With plants at the forefront — and in the name — the successful chain takes a more innovative and indulgent approach to vegan dishes, offering a vibrant mix of pan-Latin options that are alternatives to popular comfort foods. Think Spicy Tuna Tacos made with ahi watermelon, Udon noodles made with truffle mushroom cream, and the cult-loved Bang Bang Broccoli. “Nowhere in our marketing or on our menu do we tell you that you’re eating at a vegan restaurant,” says Salm. “So you just come in and you sit down and realize, ‘Oh, there’s sushi here’ or ‘there’s a burger here.’”
Salm recognizes that PLANTA’s rapid growth and success are a response to the undeniable demand for plant-based fine dining options. “I think that people have a very different behavior towards all things health and wellness, compared to 10 years ago, compared to 20 years ago,” he notes. “Exercise was never really part of people’s routine by way of doing climbing classes and Pilates classes and having home gyms that are with instructors.
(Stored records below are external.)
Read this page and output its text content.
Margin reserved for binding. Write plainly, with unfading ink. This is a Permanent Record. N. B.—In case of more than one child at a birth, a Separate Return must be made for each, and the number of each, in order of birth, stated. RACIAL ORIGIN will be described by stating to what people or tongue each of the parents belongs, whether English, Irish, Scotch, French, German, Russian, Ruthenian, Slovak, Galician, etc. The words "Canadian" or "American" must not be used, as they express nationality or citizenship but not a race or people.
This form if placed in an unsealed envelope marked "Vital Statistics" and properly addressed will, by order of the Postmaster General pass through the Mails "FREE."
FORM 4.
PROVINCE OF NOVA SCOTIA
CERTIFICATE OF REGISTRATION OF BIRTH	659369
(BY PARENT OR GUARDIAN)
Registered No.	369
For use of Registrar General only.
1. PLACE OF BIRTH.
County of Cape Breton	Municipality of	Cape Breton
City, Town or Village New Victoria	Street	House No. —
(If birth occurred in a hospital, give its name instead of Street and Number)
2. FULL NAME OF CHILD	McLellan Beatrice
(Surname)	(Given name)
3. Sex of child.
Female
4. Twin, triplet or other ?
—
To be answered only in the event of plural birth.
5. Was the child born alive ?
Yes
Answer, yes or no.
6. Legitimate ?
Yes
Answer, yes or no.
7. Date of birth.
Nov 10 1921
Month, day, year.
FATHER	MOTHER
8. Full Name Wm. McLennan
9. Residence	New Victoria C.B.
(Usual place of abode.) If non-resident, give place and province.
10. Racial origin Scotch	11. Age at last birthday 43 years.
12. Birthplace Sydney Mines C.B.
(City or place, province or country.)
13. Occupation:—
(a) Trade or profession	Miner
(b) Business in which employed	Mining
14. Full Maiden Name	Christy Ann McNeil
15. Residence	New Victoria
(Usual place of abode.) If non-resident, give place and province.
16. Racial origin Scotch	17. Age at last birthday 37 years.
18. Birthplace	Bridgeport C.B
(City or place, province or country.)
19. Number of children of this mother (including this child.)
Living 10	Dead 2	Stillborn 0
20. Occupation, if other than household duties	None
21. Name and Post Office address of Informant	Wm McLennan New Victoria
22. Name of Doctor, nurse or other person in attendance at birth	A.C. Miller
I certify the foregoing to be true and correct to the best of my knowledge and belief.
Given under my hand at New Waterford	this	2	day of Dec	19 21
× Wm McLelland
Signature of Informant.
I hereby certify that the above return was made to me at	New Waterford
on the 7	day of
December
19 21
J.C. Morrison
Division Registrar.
So you also have to take a step back and realize where we’ve gone as a society. A friend of mine that works for a very large fashion brand calls it ‘wealthness’ because there is this big push towards leading with health and wellness as the luxury entry point, which never really had a moment before.”
And while upscale plant-based restaurants are not exactly a solve to the larger food disparities of the world, Humm sticks to a more “hopeful” perspective. “You can go down that path of feeling quite discouraged,” he says. “But in a way, we want to really keep it positive and [be] using our creativity to create beautiful things. And maybe the state of the world is scary, but vegetables are not scary, they’re colorful and delicious.”